Alec Brook-Krasny (born March 2, 1958) is an American politician serving in the New York State Assembly representing the 46th district. He was a member of the Democratic Party, and was elected on November 7, 2006, to represent the 46th district, which covers the neighborhoods of Bath Beach, Bay Ridge, Brighton Beach, Coney Island, Dyker Heights, and Seagate, in Brooklyn. He resigned on July 7, 2015. Brook-Krasny was arrested on charges of felony healthcare fraud in 2017, but the case was dismissed in 2019 after he was acquitted of conspiracy and fraud charges and the jury could not agree on misdemeanor bribery counts.

In 2022, Brook-Krasny announced that he was joining the Republican Party and would contest the state assembly election in his former seat. He was elected with 52% of the vote.

==Early life and career==
Brook-Krasny immigrated to the United States in 1989 from Moscow, where he had graduated from the Moscow Institute of Consumer Technology (currently the Russian State University for Tourism and Services) in 1983. After several years in New York City, he became a manager and started a children's entertainment and community center called Funorama, in Brighton Beach, Brooklyn.

==Political career==
Brook-Krasny's first political campaign was in 2000 for the New York State Assembly. In 2001, he ran for the New York City Council. Although he won the endorsement of The New York Times, he lost the election to Domenic M. Recchia, Jr.

===First tenure===
In 2006, State Assemblywoman Adele Cohen retired and Brook-Krasny declared his candidacy for her position. He won the Democratic primary election, with 3,101 votes to Kagan's 2,958, and then won the general election over the Republican candidate, Patricia B. Laudano, 10,423 to 4,139 votes.

Brook-Krasny was reelected to his assembly seat in 2008, 2010, 2012, and 2014. During his tenure, he served on the Housing, Aging, Cities, Election Law, and Governmental Employees Committees.

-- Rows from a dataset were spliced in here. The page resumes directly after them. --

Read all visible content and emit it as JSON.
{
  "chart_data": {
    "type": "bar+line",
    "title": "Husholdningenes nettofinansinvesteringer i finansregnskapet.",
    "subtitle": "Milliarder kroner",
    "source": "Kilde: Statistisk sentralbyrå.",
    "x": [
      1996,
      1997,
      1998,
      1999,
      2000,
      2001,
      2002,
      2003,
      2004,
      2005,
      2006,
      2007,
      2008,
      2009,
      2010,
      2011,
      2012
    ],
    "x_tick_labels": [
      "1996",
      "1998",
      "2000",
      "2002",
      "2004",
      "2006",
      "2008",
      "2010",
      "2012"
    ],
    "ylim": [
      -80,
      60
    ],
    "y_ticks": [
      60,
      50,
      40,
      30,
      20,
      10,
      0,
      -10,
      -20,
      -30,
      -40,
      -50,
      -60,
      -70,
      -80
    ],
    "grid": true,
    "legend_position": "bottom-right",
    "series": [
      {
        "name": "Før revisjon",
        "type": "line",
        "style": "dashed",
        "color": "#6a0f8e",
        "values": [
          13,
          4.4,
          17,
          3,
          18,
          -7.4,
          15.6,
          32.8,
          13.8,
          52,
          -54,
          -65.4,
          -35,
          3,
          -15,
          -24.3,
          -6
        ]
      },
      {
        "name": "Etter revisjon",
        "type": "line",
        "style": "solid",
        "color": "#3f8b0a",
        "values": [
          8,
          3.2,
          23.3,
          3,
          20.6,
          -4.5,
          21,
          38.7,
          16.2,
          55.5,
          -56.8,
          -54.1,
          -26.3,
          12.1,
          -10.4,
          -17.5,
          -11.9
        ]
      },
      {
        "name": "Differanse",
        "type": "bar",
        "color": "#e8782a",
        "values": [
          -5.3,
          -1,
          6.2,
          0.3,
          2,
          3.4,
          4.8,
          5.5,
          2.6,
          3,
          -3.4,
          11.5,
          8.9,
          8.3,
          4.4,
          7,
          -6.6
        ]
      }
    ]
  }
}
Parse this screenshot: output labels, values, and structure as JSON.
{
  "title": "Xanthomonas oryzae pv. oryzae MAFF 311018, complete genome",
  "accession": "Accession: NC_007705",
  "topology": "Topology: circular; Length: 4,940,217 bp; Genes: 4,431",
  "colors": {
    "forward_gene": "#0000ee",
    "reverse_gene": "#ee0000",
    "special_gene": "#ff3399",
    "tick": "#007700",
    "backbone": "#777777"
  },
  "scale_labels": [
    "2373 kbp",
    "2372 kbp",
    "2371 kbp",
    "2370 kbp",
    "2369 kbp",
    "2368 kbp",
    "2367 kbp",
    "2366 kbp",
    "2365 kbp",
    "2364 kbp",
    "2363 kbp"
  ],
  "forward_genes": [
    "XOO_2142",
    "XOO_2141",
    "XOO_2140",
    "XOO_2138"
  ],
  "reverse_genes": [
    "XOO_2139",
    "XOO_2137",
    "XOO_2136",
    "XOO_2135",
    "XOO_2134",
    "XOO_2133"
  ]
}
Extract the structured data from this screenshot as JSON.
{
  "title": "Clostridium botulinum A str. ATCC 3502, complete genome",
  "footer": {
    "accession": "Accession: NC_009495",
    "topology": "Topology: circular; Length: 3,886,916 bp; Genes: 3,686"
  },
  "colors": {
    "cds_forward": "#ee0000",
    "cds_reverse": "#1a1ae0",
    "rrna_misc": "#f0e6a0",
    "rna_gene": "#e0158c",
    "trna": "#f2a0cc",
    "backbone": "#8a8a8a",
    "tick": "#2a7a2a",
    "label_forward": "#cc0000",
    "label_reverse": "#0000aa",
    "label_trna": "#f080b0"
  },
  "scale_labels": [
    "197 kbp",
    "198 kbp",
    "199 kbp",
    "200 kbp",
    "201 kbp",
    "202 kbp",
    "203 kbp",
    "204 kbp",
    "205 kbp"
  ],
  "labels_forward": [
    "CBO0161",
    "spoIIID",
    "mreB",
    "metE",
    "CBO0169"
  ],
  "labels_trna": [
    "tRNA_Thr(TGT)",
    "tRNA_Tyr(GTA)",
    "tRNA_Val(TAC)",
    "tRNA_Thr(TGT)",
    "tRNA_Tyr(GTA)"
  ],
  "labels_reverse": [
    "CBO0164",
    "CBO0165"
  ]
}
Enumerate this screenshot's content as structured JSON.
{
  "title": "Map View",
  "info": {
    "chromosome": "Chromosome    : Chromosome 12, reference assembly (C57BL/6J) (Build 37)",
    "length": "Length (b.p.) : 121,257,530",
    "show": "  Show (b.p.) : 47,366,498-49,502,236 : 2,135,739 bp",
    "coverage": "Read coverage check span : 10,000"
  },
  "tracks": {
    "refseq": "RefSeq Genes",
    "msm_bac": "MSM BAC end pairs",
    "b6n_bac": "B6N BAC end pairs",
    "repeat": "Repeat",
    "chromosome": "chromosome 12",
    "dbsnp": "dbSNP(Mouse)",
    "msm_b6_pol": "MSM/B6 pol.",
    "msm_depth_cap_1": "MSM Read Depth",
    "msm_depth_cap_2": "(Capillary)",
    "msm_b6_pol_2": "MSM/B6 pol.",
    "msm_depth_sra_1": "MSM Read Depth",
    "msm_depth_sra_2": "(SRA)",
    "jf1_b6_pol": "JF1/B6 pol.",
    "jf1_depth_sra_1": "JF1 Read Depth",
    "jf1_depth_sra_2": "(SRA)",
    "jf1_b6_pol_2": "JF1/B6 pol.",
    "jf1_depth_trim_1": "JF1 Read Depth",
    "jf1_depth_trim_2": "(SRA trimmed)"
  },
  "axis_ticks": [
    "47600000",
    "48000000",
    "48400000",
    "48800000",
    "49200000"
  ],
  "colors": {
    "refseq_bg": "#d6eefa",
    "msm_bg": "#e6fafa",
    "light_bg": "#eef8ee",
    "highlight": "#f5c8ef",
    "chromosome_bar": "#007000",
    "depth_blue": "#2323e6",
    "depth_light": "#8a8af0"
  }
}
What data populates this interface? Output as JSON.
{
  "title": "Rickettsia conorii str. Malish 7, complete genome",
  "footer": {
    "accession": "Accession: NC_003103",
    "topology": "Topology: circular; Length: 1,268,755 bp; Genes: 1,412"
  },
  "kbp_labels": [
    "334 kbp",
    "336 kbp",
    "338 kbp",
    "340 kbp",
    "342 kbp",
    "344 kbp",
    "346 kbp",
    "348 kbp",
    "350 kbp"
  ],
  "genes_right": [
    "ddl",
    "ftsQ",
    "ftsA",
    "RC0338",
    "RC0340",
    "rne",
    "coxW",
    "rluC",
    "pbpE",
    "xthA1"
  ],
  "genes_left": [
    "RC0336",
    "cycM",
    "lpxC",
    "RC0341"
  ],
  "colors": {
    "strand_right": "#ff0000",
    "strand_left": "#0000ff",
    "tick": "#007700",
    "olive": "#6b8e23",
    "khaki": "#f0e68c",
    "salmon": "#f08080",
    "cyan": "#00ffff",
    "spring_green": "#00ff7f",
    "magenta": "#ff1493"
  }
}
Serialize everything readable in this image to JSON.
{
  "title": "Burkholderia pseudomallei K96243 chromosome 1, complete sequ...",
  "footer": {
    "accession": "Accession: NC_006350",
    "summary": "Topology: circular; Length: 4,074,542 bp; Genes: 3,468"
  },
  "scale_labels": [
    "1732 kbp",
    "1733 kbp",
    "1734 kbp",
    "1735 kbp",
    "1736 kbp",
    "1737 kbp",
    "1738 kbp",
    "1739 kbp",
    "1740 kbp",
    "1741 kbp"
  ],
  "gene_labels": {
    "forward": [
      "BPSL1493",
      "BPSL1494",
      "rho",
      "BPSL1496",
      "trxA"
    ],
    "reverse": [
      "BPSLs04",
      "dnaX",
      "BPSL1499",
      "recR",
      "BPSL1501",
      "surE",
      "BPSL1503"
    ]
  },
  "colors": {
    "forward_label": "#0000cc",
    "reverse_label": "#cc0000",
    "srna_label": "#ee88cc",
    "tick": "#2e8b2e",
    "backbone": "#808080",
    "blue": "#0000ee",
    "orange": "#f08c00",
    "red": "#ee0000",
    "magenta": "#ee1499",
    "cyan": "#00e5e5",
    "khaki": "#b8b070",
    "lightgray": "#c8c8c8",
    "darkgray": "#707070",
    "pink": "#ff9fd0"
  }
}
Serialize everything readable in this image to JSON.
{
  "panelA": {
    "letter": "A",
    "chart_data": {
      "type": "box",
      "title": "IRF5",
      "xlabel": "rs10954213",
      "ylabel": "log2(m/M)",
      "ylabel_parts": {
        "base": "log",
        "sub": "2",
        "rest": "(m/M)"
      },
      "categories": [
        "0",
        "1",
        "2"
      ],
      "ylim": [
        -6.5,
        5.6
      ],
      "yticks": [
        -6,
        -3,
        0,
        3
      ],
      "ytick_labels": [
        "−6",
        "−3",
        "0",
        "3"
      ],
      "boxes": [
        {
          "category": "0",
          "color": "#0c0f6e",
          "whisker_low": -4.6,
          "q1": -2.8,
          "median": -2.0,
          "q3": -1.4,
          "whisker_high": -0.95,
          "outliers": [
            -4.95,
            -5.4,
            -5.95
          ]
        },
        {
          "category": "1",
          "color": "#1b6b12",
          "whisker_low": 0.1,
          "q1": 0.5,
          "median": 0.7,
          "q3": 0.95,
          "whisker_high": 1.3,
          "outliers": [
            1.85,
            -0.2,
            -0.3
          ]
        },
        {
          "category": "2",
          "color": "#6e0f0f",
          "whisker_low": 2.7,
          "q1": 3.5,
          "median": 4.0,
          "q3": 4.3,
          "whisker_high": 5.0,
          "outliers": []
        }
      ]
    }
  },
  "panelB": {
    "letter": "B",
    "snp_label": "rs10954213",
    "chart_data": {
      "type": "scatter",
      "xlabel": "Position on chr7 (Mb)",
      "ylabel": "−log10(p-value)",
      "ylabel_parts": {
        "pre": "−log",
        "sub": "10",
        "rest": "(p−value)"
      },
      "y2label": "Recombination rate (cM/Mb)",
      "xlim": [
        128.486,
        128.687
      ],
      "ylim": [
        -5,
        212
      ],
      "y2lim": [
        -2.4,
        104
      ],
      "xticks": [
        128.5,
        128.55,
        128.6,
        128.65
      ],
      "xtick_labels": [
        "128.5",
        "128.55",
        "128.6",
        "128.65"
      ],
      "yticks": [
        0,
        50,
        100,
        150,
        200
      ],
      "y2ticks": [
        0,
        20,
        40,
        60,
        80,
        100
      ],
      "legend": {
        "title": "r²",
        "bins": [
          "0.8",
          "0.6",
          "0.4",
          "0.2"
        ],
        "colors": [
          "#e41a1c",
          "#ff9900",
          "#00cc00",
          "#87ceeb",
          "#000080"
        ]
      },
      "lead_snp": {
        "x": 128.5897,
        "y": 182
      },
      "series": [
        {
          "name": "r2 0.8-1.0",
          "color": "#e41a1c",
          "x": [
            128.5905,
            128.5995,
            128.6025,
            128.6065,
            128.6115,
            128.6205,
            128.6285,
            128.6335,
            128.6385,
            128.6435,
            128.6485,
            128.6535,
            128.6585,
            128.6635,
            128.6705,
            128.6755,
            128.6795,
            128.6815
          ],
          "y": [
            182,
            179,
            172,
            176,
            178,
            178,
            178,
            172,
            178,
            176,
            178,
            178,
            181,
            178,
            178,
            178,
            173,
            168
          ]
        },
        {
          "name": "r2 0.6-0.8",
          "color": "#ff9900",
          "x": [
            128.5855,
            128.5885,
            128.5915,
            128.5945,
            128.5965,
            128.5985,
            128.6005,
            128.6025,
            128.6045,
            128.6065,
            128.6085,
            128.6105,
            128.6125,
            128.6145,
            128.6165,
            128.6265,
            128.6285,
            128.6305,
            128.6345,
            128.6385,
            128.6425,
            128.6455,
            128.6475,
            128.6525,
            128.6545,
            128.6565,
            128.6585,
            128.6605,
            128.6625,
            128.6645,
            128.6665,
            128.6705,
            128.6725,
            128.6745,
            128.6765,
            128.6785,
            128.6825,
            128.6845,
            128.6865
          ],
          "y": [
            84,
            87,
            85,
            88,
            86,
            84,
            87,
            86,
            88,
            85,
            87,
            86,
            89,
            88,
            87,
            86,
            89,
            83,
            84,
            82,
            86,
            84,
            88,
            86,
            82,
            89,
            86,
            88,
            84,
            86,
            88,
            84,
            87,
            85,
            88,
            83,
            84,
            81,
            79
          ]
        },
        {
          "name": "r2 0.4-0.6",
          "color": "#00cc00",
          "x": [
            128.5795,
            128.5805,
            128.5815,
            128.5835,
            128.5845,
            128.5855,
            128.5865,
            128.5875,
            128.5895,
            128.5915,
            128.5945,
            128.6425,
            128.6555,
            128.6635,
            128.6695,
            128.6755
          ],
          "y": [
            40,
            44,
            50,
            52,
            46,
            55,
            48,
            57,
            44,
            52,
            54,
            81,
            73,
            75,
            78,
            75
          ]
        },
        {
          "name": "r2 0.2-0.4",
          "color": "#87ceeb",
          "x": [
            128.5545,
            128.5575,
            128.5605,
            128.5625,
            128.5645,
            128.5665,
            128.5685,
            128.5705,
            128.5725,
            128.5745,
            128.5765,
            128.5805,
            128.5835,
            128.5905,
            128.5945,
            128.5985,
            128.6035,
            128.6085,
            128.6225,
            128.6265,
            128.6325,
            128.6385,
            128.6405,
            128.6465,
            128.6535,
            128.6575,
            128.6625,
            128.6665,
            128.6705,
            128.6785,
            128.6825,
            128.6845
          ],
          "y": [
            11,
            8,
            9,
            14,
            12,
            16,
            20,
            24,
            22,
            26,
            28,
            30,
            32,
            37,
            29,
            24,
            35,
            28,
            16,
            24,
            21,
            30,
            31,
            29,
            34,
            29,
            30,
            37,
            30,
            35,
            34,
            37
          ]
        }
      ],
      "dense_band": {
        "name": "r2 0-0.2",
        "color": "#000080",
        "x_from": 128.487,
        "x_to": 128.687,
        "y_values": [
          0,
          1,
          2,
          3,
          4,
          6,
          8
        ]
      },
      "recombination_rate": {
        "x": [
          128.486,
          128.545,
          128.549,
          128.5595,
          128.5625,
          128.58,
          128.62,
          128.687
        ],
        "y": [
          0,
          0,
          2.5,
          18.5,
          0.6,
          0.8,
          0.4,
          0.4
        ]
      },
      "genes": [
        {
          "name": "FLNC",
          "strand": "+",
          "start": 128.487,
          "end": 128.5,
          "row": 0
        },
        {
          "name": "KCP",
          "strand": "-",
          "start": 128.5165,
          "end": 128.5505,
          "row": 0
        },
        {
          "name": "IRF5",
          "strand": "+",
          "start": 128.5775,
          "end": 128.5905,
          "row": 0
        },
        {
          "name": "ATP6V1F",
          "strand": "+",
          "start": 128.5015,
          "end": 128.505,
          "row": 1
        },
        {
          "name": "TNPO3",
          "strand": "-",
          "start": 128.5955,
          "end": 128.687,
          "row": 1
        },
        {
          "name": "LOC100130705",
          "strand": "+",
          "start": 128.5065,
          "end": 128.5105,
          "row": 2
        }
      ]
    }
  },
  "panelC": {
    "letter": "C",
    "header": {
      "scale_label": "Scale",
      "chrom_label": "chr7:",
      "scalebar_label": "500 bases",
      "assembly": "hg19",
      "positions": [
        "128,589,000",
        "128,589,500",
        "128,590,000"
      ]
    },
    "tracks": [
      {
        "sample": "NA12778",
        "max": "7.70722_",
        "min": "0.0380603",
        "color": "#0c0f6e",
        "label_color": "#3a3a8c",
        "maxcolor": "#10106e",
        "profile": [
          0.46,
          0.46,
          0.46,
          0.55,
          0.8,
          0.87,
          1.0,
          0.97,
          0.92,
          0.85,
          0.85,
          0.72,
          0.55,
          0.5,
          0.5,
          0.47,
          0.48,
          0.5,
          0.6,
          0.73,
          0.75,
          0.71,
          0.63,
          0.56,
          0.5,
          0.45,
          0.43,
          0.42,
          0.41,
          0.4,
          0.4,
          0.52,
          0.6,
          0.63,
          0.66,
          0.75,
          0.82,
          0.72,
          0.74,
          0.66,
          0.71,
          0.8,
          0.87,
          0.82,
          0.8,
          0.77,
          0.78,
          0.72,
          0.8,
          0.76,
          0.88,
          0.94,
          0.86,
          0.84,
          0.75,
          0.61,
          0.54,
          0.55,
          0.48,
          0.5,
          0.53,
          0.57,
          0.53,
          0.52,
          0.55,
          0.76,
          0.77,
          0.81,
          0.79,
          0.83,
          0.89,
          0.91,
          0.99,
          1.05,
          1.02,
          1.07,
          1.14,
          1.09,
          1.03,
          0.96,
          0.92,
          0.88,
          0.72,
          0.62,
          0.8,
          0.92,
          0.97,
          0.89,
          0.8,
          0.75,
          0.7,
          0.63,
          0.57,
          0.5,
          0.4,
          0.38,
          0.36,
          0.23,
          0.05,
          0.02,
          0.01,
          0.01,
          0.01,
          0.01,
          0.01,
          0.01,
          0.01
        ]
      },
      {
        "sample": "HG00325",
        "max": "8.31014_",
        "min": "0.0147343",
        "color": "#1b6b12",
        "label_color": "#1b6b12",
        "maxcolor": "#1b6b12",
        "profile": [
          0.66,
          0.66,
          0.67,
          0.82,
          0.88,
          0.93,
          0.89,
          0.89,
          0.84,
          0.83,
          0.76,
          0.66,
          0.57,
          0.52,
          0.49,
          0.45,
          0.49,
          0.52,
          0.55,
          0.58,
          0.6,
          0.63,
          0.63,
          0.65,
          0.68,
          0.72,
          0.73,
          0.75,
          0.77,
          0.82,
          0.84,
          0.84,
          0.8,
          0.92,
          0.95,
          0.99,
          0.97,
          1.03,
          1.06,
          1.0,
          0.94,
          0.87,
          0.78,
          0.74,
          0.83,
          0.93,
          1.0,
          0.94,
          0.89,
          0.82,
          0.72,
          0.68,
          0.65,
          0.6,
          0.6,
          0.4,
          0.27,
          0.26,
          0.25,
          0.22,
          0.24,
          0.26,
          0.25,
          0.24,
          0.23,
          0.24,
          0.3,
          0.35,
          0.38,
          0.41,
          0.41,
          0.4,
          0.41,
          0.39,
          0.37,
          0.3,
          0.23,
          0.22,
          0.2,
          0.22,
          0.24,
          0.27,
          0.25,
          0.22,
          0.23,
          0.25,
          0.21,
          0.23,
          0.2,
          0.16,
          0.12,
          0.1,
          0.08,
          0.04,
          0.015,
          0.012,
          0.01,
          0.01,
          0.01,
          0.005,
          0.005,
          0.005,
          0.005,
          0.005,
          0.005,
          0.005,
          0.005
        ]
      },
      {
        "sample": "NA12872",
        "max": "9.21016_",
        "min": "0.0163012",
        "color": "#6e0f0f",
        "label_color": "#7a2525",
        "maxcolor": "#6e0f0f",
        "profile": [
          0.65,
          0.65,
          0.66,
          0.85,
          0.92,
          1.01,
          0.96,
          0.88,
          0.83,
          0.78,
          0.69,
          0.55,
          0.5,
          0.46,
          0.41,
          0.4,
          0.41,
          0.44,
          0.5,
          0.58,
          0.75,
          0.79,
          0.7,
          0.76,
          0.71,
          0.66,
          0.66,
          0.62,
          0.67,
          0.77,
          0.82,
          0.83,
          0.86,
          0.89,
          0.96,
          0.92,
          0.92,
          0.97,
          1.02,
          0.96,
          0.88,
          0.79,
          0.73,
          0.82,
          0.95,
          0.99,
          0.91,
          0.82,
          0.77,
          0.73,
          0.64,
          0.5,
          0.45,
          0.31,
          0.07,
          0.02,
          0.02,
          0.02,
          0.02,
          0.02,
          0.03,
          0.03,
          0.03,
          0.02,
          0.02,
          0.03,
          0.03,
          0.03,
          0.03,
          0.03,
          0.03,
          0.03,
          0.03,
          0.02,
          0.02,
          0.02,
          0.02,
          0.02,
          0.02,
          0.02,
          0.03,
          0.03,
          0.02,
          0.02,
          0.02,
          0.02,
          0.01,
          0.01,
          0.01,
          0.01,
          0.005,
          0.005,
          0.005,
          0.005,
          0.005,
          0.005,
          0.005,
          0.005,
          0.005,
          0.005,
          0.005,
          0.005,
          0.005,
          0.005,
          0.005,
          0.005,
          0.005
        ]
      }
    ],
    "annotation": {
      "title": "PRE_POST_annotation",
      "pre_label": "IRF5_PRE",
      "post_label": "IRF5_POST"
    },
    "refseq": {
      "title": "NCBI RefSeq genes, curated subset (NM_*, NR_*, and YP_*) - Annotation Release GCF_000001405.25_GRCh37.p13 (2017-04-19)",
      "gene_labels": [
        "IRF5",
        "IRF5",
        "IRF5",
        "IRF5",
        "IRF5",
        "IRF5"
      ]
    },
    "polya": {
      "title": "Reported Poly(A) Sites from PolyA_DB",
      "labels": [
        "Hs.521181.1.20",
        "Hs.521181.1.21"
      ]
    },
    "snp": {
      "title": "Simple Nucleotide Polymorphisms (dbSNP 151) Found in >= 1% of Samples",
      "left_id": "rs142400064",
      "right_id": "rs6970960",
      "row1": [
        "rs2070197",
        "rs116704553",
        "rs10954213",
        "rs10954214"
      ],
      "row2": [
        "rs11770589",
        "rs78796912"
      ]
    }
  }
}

On June 11, 2015, he announced his resignation from the assembly effective July 7, to work in the private sector. He was succeeded by Pamela Harris, who was selected as the Democratic nominee by a party committee and then won the special general election in November. Harris, like Brook-Krasny, would later face criminal charges and she was succeeded by Mathylde Frontus in 2018.

===Second tenure===
In 2022, Brook-Krasny announced that he was joining the Republican Party and ending his membership with the Democratic Party. He ran for the New York State Assembly again as a Republican, successfully defeating Frontus. Brook-Krasny would receive criticism in January 2023 for hiring Katherine Khatari to his staff. Khatari, the first female elected to the Brooklyn Democratic Committee in 2018, formerly worked as a community associate for Brooklyn District Attorney Eric Gonzalez. Khatari became a Republican and a vocal supporter of Donald Trump, openly praising the January 6 United States Capitol attack after attending Donald Trump's rally on the same day. Brook-Krasny expressed "serious concerns" about her pro-January 6 post, but still hired her as his constituent services manager.

==Criminal charges==

=== Arrest ===
In 2017, as part of "Operation Avalanche", Brook-Krasny was arrested on charges of healthcare fraud. He was indicted along with eight other individuals and corporate entities with schemes to illegally sell prescriptions for over 3.7 million opioid painkillers, to defraud Medicaid and Medicare of millions of dollars and to commit money laundering through two Brooklyn medical clinics owned by Lazar Feygin.

=== Acquittal, hung jury and dropped charges ===
After a trial that lasted two months, on July 25, 2019 Brook-Krasny was found not guilty of five felony charges of conspiracy, health care fraud, and scheming to defraud the state. A mistrial was declared on the other three misdemeanor commercial bribery charges after the jury could not reach a verdict.